Mes enfants, 'citoyens du monde', grandissent à Belleville, au carrefour de plusieurs continents, cultures, communautés, etc., un rêve de bobo bien pensant... sinon qu'en fait de carrefour, ce serait plutôt un échangeur, où les voies se superposent, et se contournent, sans jamais se confondre...
Chacun croit être le centre du monde et tous les autres sont à la marge.
Comment l'expliquer à mes garçons qui sont perméables comme tous les enfants, rapportant jusque dans la cour de leur école des combats qui ne sont pas les leurs, dans des mots qui ne leur ressemblent pas ni ne les concernent?
Comment leur faire comprendre que la haine de l'autre est une aberration logique, en plus de mener droit dans le mur? Que nous sommes tous un jour étrangers par rapport à un autre, et vice-versa!
Ma rhétorique simpliste n'y fera rien: ce serait lutter à la fois contre un penchant naturel à préférer l'entre-soi et contre une entreprise culturelle et intellectuelle qui s'emploie depuis des siècles à dézinguer son voisin terrien.
Je crois entendre Ernest Renan dans le poste quand on m'explique que les racines de la délinquance sont culturelles (lire à ce sujet la tribune percutante d'Eric et Didier Fassin parue dans Le Monde il y a quelques jours, et en ligne sur Mediapart depuis) et je m'étrangle. Pis, j'en rêve la nuit.

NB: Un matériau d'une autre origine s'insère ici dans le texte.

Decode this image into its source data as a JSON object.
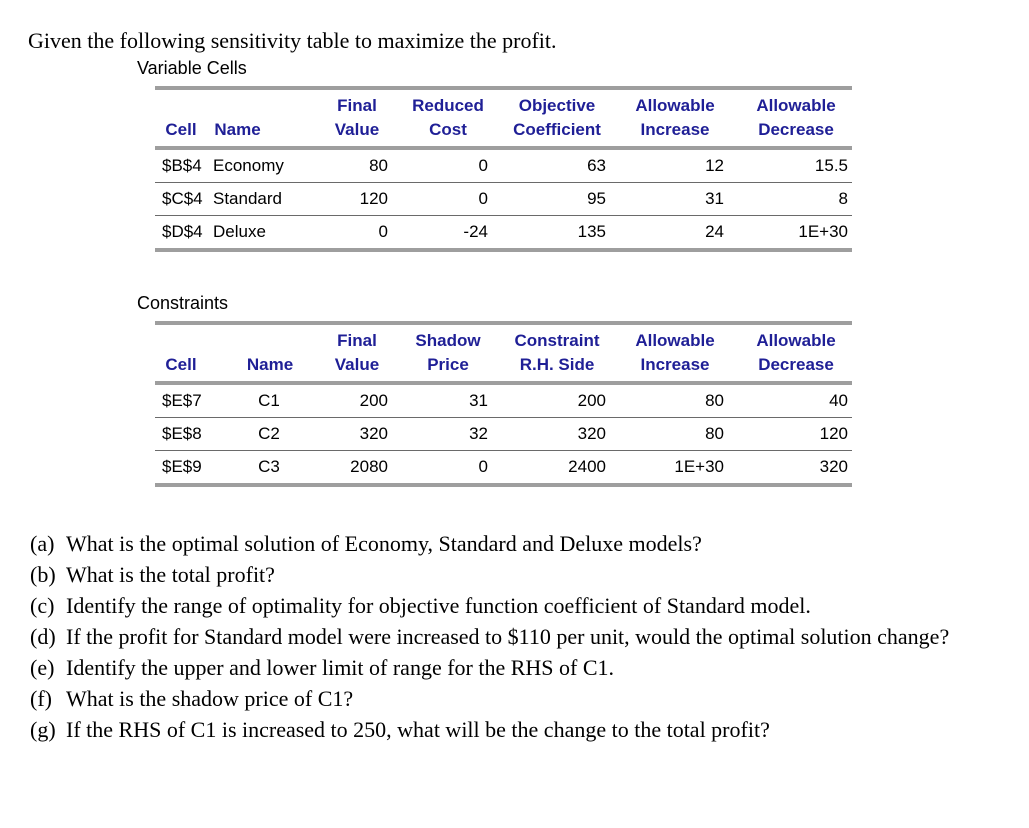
{
  "intro": "Given the following sensitivity table to maximize the profit.",
  "colors": {
    "header_text": "#1F1F96",
    "rule_thick": "#9E9E9E",
    "rule_thin": "#6A6A6A",
    "body_text": "#000000"
  },
  "variable_cells": {
    "label": "Variable Cells",
    "header_row1": [
      "",
      "",
      "Final",
      "Reduced",
      "Objective",
      "Allowable",
      "Allowable"
    ],
    "header_row2": [
      "Cell",
      "Name",
      "Value",
      "Cost",
      "Coefficient",
      "Increase",
      "Decrease"
    ],
    "rows": [
      {
        "cell": "$B$4",
        "name": "Economy",
        "final_value": "80",
        "reduced_cost": "0",
        "objective_coefficient": "63",
        "allowable_increase": "12",
        "allowable_decrease": "15.5"
      },
      {
        "cell": "$C$4",
        "name": "Standard",
        "final_value": "120",
        "reduced_cost": "0",
        "objective_coefficient": "95",
        "allowable_increase": "31",
        "allowable_decrease": "8"
      },
      {
        "cell": "$D$4",
        "name": "Deluxe",
        "final_value": "0",
        "reduced_cost": "-24",
        "objective_coefficient": "135",
        "allowable_increase": "24",
        "allowable_decrease": "1E+30"
      }
    ]
  },
  "constraints": {
    "label": "Constraints",
    "header_row1": [
      "",
      "",
      "Final",
      "Shadow",
      "Constraint",
      "Allowable",
      "Allowable"
    ],
    "header_row2": [
      "Cell",
      "Name",
      "Value",
      "Price",
      "R.H. Side",
      "Increase",
      "Decrease"
    ],
    "rows": [
      {
        "cell": "$E$7",
        "name": "C1",
        "final_value": "200",
        "shadow_price": "31",
        "rhs": "200",
        "allowable_increase": "80",
        "allowable_decrease": "40"
      },
      {
        "cell": "$E$8",
        "name": "C2",
        "final_value": "320",
        "shadow_price": "32",
        "rhs": "320",
        "allowable_increase": "80",
        "allowable_decrease": "120"
      },
      {
        "cell": "$E$9",
        "name": "C3",
        "final_value": "2080",
        "shadow_price": "0",
        "rhs": "2400",
        "allowable_increase": "1E+30",
        "allowable_decrease": "320"
      }
    ]
  },
  "questions": [
    {
      "label": "(a)",
      "text": "What is the optimal solution of Economy, Standard and Deluxe models?"
    },
    {
      "label": "(b)",
      "text": "What is the total profit?"
    },
    {
      "label": "(c)",
      "text": "Identify the range of optimality for objective function coefficient of Standard model."
    },
    {
      "label": "(d)",
      "text": "If the profit for Standard model were increased to $110 per unit, would the optimal solution change?"
    },
    {
      "label": "(e)",
      "text": "Identify the upper and lower limit of range for the RHS of C1."
    },
    {
      "label": "(f)",
      "text": "What is the shadow price of C1?"
    },
    {
      "label": "(g)",
      "text": "If the RHS of C1 is increased to 250, what will be the change to the total profit?"
    }
  ]
}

Moi dont les cauchemars sont plutôt centrés aujourd'hui sur ma petite personne et ses névroses: organiques (je perds mes dents), affectives (je perds mon mari) ou les deux à la fois (j'échoue à sauver des nouveau-nés enduits de vernix gris moribonds abandonnés sur une paillasse dans un sous-sol d'hôpital, no comment), je me suis pris hier à rêver d'un scénario bien plus pétri de res publica que d'habitude.
Il y était question de racisme ordinaire et j'en étais la victime! On me regardait avec suspicion et on me parlait avec mépris. J'avais beau opposer mon langage le plus châtié (je suis française) et mon bonnet Sonia Rykiel (je suis parisienne), j'étais traitée comme une merde, a priori. Je me suis réveillée le coeur battant chamade, contrariée par ce mauvais rêve et en même temps sidérée que le climat actuel de stigmatisation et de haine m'imprègne insidieusement à ce point, s'immisçant jusque dans mes nuits.


*"Etrangers partout", installation lumineuse à tous points de vue, en plusieurs langues et alphabets, de Claire Fontaine, sur le parcours de la Nuit blanche 2010.